Many community charts include NetworkPolicy resources only as optional, disabled by default. The reasoning is simplicity β€” enabling network policies requires a CNI plugin that supports them (Calico, Cilium, Weave), and not all cluster operators have this. The result is that the secure option is opt-in and rarely enabled.

OCI Registry and Helm Repository Supply Chain

Helm charts are distributed through two mechanisms: Helm chart repositories (HTTP servers with an index.yaml) and OCI registries (the same registry format used for container images, now supported natively in Helm 3.8+).

Chart integrity verification is optional and often not enforced. Helm supports chart provenance files (.prov) with cryptographic signatures, but most operators do not verify signatures during helm install. A man-in-the-middle attack against an HTTP chart repository, or a compromised chart repository, can serve a modified chart with additional backdoored templates.

The OCI path is more secure by default β€” OCI registries support content addressable references and can be combined with Cosign for signing. Migrating your chart distribution to an OCI registry with signed charts enforces provenance verification automatically.

Scanning Helm Charts Correctly

The correct scan flow: render the chart to Kubernetes manifests first, then scan the rendered output. helm template my-release ./my-chart -f values.yaml > rendered.yaml produces the YAML that will actually be applied to the cluster. Then scan rendered.yaml with Checkov, Trivy, or Kubescape.

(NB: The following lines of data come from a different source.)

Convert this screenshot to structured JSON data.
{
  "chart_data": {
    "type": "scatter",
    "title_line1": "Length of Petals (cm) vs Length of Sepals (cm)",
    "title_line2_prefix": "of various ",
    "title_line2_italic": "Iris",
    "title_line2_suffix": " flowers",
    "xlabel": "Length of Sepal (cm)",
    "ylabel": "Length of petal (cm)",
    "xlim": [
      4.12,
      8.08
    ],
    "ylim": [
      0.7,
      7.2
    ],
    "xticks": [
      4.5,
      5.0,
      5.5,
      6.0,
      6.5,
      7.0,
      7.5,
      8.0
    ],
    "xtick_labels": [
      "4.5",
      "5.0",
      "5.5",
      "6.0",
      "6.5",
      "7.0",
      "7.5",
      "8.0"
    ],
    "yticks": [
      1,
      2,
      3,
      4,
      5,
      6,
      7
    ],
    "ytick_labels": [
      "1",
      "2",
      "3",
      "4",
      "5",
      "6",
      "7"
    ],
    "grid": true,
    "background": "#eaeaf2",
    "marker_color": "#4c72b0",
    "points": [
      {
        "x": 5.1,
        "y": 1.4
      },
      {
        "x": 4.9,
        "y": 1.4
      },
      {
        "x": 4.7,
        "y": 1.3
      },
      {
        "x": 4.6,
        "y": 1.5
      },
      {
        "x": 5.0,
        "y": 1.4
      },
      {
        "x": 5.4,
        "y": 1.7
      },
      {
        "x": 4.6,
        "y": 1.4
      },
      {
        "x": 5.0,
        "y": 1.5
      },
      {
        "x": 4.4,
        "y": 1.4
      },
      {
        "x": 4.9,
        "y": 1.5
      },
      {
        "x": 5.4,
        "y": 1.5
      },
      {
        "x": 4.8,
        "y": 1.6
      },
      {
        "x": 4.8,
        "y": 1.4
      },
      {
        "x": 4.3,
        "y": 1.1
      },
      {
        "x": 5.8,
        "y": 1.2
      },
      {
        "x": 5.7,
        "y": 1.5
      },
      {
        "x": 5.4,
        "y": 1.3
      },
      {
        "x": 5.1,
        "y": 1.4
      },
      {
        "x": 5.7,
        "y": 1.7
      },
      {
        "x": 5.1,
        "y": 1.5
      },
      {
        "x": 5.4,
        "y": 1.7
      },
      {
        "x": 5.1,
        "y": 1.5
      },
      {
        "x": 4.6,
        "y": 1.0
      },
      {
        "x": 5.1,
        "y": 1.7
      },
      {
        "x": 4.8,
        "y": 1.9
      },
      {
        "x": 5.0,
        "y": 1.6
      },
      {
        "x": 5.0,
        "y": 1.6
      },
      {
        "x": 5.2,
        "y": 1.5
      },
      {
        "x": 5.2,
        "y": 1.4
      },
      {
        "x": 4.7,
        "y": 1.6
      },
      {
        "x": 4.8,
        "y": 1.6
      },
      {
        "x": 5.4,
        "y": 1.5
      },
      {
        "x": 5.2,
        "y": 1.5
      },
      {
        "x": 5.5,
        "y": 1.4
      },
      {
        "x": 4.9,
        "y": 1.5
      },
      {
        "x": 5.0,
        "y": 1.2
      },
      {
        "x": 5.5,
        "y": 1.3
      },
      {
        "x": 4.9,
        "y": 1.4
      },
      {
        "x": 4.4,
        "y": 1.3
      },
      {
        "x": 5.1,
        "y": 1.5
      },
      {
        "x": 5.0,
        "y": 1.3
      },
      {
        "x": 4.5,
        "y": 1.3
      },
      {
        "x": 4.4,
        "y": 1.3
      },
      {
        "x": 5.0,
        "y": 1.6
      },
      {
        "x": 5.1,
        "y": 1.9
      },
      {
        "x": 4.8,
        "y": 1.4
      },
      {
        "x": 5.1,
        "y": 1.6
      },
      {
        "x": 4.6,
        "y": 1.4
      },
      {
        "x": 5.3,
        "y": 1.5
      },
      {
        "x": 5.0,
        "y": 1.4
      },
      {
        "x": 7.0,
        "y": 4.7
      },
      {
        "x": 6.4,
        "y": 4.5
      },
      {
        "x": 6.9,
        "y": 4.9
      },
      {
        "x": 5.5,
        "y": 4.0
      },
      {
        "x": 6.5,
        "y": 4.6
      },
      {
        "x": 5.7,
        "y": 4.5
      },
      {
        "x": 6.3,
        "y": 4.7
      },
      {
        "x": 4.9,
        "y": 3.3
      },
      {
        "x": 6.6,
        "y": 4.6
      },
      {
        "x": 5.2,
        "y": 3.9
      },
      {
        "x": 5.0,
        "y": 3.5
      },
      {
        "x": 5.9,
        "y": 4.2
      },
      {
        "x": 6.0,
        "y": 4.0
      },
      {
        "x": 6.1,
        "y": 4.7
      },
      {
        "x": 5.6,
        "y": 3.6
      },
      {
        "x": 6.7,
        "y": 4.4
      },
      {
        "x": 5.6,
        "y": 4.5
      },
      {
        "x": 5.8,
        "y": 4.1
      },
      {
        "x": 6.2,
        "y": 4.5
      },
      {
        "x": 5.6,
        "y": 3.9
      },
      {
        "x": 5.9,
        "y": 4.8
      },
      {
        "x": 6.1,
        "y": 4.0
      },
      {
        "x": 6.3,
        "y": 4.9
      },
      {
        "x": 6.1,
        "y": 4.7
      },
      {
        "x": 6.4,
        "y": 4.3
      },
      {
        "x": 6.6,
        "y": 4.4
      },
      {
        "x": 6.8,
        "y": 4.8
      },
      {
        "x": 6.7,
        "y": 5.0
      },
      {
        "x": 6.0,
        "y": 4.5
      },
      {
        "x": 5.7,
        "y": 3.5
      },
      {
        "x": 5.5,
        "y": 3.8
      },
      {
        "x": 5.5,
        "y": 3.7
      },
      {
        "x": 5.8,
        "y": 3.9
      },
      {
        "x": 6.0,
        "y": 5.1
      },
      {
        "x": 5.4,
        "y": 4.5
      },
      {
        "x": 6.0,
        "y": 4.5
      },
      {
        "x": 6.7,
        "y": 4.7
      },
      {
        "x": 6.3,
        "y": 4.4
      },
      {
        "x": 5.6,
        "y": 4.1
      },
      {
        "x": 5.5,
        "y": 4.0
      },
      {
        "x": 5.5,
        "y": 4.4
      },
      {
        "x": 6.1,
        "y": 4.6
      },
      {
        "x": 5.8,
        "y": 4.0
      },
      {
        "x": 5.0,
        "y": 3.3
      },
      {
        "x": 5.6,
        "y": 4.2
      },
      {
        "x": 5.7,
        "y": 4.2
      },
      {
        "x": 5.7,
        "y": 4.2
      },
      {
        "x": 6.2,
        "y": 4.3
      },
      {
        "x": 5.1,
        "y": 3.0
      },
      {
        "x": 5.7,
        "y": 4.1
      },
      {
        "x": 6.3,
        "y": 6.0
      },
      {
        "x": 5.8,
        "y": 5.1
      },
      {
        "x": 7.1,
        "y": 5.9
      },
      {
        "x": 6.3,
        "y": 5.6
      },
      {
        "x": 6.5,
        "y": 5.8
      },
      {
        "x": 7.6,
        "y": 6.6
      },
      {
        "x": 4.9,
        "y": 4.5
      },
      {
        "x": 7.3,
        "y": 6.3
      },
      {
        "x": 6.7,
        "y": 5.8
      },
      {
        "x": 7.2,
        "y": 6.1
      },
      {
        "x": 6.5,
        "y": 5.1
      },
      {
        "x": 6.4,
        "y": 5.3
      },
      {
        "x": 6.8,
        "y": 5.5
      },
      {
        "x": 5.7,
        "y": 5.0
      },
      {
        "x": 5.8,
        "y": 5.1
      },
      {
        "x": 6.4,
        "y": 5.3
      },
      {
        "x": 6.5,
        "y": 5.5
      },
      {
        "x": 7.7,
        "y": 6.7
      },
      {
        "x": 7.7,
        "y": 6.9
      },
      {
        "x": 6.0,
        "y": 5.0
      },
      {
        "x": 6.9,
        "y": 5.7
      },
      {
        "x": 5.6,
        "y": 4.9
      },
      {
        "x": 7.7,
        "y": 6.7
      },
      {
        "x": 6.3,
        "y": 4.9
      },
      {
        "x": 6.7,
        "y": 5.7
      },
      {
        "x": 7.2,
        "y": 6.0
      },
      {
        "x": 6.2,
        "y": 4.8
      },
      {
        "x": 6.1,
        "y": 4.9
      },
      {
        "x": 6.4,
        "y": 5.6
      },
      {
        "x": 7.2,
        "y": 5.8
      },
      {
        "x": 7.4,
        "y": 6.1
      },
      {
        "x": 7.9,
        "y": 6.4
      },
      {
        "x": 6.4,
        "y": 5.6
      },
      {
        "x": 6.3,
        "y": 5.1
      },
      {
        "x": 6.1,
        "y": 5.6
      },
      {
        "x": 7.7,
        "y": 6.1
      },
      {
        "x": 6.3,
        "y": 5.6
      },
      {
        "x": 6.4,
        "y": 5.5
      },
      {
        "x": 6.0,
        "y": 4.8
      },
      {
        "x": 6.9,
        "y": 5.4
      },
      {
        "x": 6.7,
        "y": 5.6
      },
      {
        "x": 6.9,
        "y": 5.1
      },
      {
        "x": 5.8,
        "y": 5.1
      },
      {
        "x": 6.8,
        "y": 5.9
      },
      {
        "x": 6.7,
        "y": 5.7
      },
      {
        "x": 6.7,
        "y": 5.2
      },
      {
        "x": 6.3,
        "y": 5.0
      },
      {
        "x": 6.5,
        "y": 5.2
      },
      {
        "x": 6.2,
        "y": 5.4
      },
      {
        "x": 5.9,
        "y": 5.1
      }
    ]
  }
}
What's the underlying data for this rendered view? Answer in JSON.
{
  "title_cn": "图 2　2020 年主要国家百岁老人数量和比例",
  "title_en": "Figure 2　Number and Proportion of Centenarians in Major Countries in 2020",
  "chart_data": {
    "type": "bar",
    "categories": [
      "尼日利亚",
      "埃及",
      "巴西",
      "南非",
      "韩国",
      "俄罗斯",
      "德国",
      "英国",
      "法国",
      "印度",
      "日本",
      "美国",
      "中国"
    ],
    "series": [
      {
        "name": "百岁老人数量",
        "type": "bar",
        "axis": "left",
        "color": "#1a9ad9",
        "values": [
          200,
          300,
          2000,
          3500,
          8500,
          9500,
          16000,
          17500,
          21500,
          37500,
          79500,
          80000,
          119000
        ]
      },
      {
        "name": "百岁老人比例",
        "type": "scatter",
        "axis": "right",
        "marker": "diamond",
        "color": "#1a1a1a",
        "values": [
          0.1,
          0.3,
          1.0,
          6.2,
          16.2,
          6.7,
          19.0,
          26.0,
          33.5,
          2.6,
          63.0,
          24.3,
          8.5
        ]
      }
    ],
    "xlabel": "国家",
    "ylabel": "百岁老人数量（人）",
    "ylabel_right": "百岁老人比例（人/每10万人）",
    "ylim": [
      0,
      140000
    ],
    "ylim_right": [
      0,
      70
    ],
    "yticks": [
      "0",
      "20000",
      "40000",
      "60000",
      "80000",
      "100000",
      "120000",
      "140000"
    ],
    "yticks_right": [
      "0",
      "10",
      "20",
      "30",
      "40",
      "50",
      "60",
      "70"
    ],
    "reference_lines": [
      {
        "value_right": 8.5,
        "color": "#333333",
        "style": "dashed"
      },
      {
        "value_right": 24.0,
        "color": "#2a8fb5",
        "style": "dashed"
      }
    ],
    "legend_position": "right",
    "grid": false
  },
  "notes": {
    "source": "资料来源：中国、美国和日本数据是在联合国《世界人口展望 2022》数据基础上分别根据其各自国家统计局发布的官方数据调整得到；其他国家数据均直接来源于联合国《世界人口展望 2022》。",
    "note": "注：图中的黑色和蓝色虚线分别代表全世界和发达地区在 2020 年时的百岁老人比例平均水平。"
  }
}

Scanning the raw chart templates (templates/*.yaml) with Go template placeholders produces false positives (on placeholder values) and misses conditional misconfigurations. Always scan the rendered output, and render with the values you actually use in each environment β€” dev and production may have different security postures.

Helm Chart Hardening Checklist

  1. All containers set runAsNonRoot: true, allowPrivilegeEscalation: false, readOnlyRootFilesystem: true
  2. Capabilities are dropped to ALL; only specific capabilities are re-added if required
  3. No hostPID, hostNetwork, or hostPath unless explicitly required and documented
  4. NetworkPolicy resources are provided and enabled by default
  5. Resource limits and requests are set for all containers
  6. No secrets in values.yaml β€” all secrets reference external stores or Kubernetes Secret names
  7. Helm release history is stored with encrypted secrets (use helm-secrets plugin or native encryption)
  8. Charts are signed and signatures verified at install time
  9. Chart scanning (rendered output) is required in CI/CD before any helm install or helm upgrade

For inherited charts: When using a community Helm chart you don't control, create a custom values.yaml that explicitly overrides security-relevant defaults. Document which values you are overriding and why. Review the override set on every chart version upgrade.